Statistical simulator for the engine knock

Although the automotive industry is rapidly shifting to electric cars, Hybrid Electric Vehicles (HEVs) – with both an electric motor and an internal combustion engine – will still dominate for the next half century. Increasing their efficiency remains crucial to reducing emissions, and a key issue is optimising the dynamics of so-called “engine knock” caused by the spontaneous ignition of unburned fuel during the engine cycle. While some knock is good for combustion efficiency, frequent knock causes both increased emissions and serious cylinder damage.
Methods to minimise these issues have tried to exert engine control through statistical feedback, using experiments to quantify the probability distribution of knock events and how it varies with engine control parameters, and then using feed-back to move the engine towards optimal states. But collecting data through experiments incurs significant expenses, and researchers have therefore turned instead to knock simulators. These work to predict the knock behaviour under different parameter settings either by A) simulating the actually engine physics, or B) building a stochastic map from the engine inputs to the probability distribution of the knock intensity.

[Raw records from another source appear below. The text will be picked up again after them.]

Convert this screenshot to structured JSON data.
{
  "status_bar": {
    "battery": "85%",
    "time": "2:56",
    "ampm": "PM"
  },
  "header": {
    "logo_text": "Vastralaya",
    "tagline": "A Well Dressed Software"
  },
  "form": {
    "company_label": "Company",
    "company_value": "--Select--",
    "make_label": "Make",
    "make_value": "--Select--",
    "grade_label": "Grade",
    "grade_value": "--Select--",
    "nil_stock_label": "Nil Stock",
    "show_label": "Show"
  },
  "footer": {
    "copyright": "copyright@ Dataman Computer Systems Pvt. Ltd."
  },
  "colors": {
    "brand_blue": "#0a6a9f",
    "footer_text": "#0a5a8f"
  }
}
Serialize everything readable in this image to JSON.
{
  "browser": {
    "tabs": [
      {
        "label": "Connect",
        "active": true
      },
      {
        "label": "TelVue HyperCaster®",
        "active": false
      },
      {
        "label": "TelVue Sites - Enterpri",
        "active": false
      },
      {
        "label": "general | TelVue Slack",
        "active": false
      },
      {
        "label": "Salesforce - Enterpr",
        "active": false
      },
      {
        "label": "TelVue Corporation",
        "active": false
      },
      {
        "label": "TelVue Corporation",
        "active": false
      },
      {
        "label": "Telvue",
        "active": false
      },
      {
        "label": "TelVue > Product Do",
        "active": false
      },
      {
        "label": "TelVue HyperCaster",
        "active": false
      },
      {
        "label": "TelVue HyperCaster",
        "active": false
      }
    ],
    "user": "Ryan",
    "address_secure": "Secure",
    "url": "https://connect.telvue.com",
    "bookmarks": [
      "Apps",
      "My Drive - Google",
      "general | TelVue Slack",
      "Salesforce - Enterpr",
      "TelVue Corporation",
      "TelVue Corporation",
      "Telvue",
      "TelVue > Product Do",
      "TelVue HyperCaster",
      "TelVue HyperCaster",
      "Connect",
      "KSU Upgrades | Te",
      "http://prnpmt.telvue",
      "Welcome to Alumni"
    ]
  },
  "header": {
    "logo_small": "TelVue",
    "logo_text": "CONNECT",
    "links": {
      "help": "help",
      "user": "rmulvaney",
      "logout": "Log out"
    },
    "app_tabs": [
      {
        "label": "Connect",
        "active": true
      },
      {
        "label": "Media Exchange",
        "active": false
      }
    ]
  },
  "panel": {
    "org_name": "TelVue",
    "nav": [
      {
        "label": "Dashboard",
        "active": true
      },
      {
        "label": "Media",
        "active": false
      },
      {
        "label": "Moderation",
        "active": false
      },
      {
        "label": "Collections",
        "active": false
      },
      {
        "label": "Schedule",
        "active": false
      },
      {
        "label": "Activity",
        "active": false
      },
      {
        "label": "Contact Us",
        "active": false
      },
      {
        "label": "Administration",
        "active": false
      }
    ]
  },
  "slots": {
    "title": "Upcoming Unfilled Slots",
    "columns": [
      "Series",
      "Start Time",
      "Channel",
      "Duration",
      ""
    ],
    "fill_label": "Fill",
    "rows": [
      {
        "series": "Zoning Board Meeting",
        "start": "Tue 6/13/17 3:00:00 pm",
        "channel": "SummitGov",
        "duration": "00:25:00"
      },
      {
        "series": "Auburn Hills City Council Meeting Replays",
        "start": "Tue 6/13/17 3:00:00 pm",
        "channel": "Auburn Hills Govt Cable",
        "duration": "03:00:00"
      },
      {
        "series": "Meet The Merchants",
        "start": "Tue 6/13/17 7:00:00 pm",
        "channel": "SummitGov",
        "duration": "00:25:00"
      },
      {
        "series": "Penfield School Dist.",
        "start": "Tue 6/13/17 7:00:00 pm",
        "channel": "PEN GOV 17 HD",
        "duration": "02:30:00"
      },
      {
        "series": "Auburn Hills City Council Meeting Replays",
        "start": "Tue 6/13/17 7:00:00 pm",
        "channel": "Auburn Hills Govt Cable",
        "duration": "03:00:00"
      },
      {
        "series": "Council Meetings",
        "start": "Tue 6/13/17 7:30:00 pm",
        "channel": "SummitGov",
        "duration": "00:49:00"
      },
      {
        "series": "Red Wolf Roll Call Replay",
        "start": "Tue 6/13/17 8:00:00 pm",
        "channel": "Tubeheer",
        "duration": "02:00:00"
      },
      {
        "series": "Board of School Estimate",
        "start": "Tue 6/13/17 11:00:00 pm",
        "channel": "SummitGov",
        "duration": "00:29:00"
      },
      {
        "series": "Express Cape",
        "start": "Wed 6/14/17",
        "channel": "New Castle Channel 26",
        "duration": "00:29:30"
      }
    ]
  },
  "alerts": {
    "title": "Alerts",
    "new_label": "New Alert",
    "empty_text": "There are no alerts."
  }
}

In a new paper, LML External Fellow Jiancang Zhuang and colleagues explore a limitation of both of these approaches, stemming from their assumption that the data is single Gaussian, which means these methods can only represent a highly restricted family of statistical outcomes. As an alternative, the authors propose a different statistical simulator based on the so-called Mixture Density Network (MDN) – a kind of neural network which can be trained to link input and output data. After training, this network applied effectively approximates the function from input signal to the knock intensity distribution. Zhuang and colleagues go on to evaluate the proposed method and conform that it outperforms standard models in generating synthetic data with a closer probability distribution to the real experimental data and in obtaining a closer relationship to the actual engine performance data. As the method has validated accuracy and low computation burden, it should be useful for practical industrial applications.